Optimization of sorafenib dosing regimen using the concept of utility
Emilie Hénin, Benoit Blanchet, Michel Tod
EMR HCL/UCBL 3738 CTO, Faculté de Médecine Lyon-Sud, Université de Lyon
Objectives: The utility function allows finding a compromise between drug efficacy and toxicity, balancing the probability of benefit and the probability of risks [1, 2]. Sorafenib is an oral non-specific multi-kinase inhibitor, approved for the treatment of renal and hepatic carcinoma, blocking cell proliferation and angiogenesis by targeting Raf/ERK pathway. Hand-foot Syndrome (HFS) is one of the major dose-limiting toxicity. This work aimed at applying the concept of utility function to determine the optimal regimen of sorafenib, integrating models for efficacy and toxicity.
Methods: Sorafenib-induced efficacy and toxicity in 100 replicates of 100 patients were simulated under various dosing regimen: daily dose ranging between 200 and 2000 mg, fractionated as 1, 2, 3 or 4 occasions.
The pharmacokinetics were described by a one-compartment model with first-order elimination and saturable absorption [3]. The efficacy on tumor growth inhibition (TGI) was sigmoidally linked to the area under the unbound concentration curve at steady state [4]. The risk of HFS was characterized by a latent variable model whose kinetics is impacted by sorafenib accumulated plasma concentration and whose levels are translated into HFS probability [5].

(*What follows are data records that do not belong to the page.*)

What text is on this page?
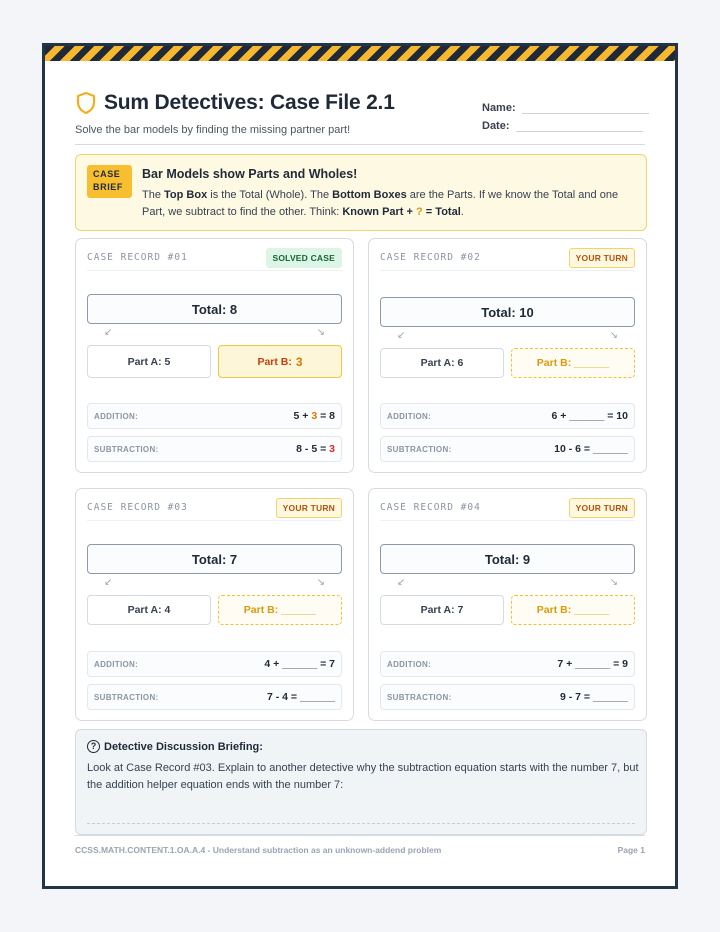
Sum Detectives: Case File 2.1
Solve the bar models by finding the missing partner part!
Name:
Date:
CASE
BRIEF
Bar Models show Parts and Wholes!
The Top Box is the Total (Whole). The Bottom Boxes are the Parts. If we know the Total and one Part, we subtract to find the other. Think: Known Part + ? = Total.
CASE RECORD #01	SOLVED CASE
Total: 8
↙	↘
Part A: 5	Part B: 3
ADDITION:	5 + 3 = 8
SUBTRACTION:	8 - 5 = 3
CASE RECORD #02	YOUR TURN
Total: 10
↙	↘
Part A: 6	Part B: ______
ADDITION:	6 + ______ = 10
SUBTRACTION:	10 - 6 = ______
CASE RECORD #03	YOUR TURN
Total: 7
↙	↘
Part A: 4	Part B: ______
ADDITION:	4 + ______ = 7
SUBTRACTION:	7 - 4 = ______
CASE RECORD #04	YOUR TURN
Total: 9
↙	↘
Part A: 7	Part B: ______
ADDITION:	7 + ______ = 9
SUBTRACTION:	9 - 7 = ______
? Detective Discussion Briefing:
Look at Case Record #03. Explain to another detective why the subtraction equation starts with the number 7, but the addition helper equation ends with the number 7:
CCSS.MATH.CONTENT.1.OA.A.4 - Understand subtraction as an unknown-addend problem	Page 1
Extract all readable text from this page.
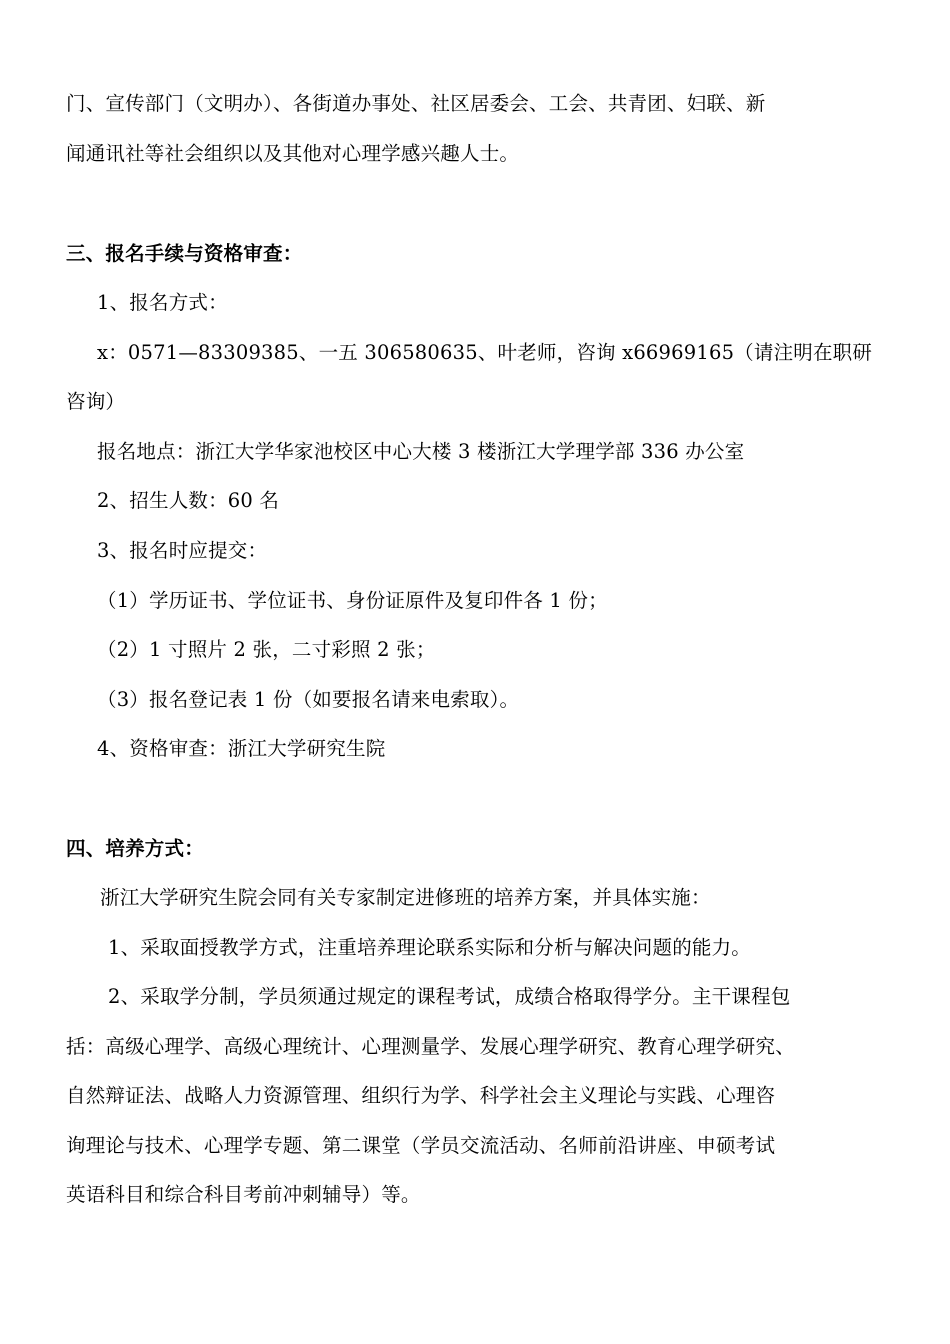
门、宣传部门（文明办）、各街道办事处、社区居委会、工会、共青团、妇联、新

闻通讯社等社会组织以及其他对心理学感兴趣人士。

三、报名手续与资格审查：

1、报名方式：

x：0571—83309385、一五 306580635、叶老师，咨询 x66969165（请注明在职研

咨询）

报名地点：浙江大学华家池校区中心大楼 3 楼浙江大学理学部 336 办公室

2、招生人数：60 名

3、报名时应提交：

（1）学历证书、学位证书、身份证原件及复印件各 1 份；

（2）1 寸照片 2 张，二寸彩照 2 张；

（3）报名登记表 1 份（如要报名请来电索取）。

4、资格审查：浙江大学研究生院

四、培养方式：

浙江大学研究生院会同有关专家制定进修班的培养方案，并具体实施：

1、采取面授教学方式，注重培养理论联系实际和分析与解决问题的能力。

2、采取学分制，学员须通过规定的课程考试，成绩合格取得学分。主干课程包

括：高级心理学、高级心理统计、心理测量学、发展心理学研究、教育心理学研究、

自然辩证法、战略人力资源管理、组织行为学、科学社会主义理论与实践、心理咨

询理论与技术、心理学专题、第二课堂（学员交流活动、名师前沿讲座、申硕考试

英语科目和综合科目考前冲刺辅导）等。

The utility was defined as a weighted sum of the probability of benefit and the probability of non-risk, the weights adding to 1. It aimed at maximizing the percentage of patients showing at least 20% TGI (responders) and minimizing the risk for grade 2 or 3 HFS. The sensitivity to the relative contribution of efficacy and toxicity to the utility was also evaluated.

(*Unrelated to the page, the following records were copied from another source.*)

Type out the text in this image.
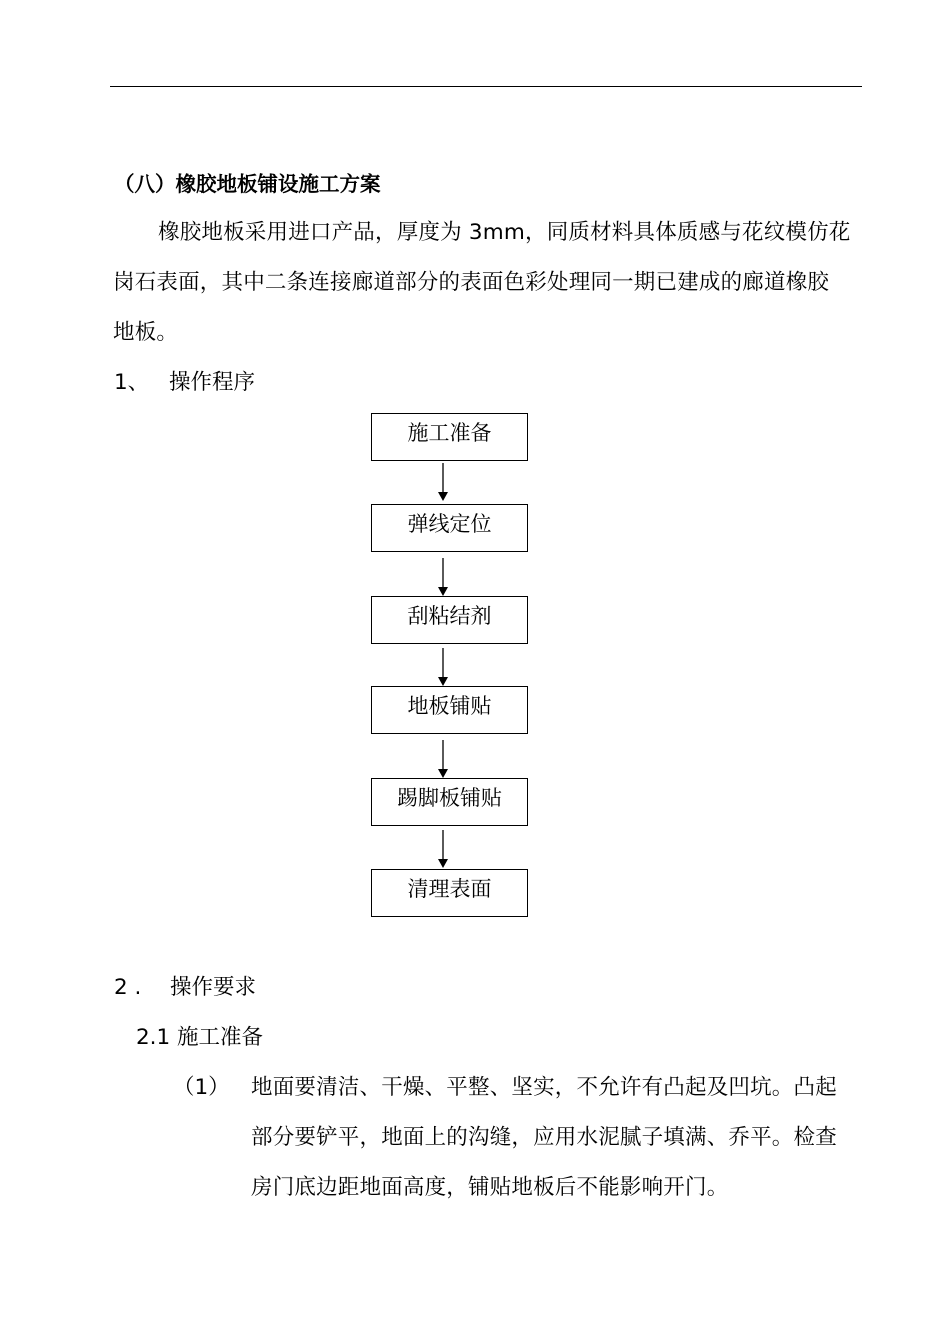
（八）橡胶地板铺设施工方案

橡胶地板采用进口产品，厚度为 3mm，同质材料具体质感与花纹模仿花

岗石表面，其中二条连接廊道部分的表面色彩处理同一期已建成的廊道橡胶

地板。

1、 操作程序

施工准备
弹线定位
刮粘结剂
地板铺贴
踢脚板铺贴
清理表面

2 . 操作要求

2.1 施工准备

（1） 地面要清洁、干燥、平整、坚实，不允许有凸起及凹坑。凸起

部分要铲平，地面上的沟缝，应用水泥腻子填满、乔平。检查

房门底边距地面高度，铺贴地板后不能影响开门。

Results: The usual regimen of sorafenib is 400mg twice daily (800mg per day). The non-linear pharmacokinetics of sorafenib result in greater exposure the more the daily dose is fractionated.
Considering a 60% efficacy-40% toxicity balance, a maximal plateau in utility is obtained for 200mg to 400mg twice daily. Increasing the contribution of efficacy (or the expected TGI for responders) tends to favor the fractionation of the daily dose: e.g. if the efficacy criterion is the % of responders with TGI > 40% or greater, the utility function favors the four times daily regimen.
Conclusion: The utility is a comprehensible concept for the optimization of dosing regimen, allowing the balance between the required response and acceptable risks. This approach relies on the combination of several PK-PD models, and can be extended to multi-scale models.
References
[1] Sheiner, L.B. and K.L. Melmon, The utility function of antihypertensive therapy. Ann N Y Acad Sci, 1978. 304: p. 112-27.
[2] Ouellet, D., et al., The use of a clinical utility index to compare insomnia compounds: a quantitative basis for benefit-risk assessment. Clin Pharmacol Ther, 2009. 85(3): p. 277-82.
[3] Hornecker, M., et al., Saturable absorption of sorafenib in patients with solid tumors: a population model. Invest New Drugs, 2011.
[4] Hoshino-Yoshino, A., et al., Bridging from preclinical to clinical studies for tyrosine kinase inhibitors based on pharmacokinetics/pharmacodynamics and toxicokinetics/toxicodynamics. Drug Metab Pharmacokinet. 26(6): p. 612-20.
[5] Hénin, E., et al., A latent-variable model for Sorafenib-induced Hand-Foot Syndrome (HFS) in non-selected patients to predict toxicity kinetics according to sorafenib administrations. PAGE. Abstracts of the Annual Meeting of the Population Approach Group in Europe, 2012. 21: p. Abstr 2494 [www.page-meeting.org/?abstract=2494].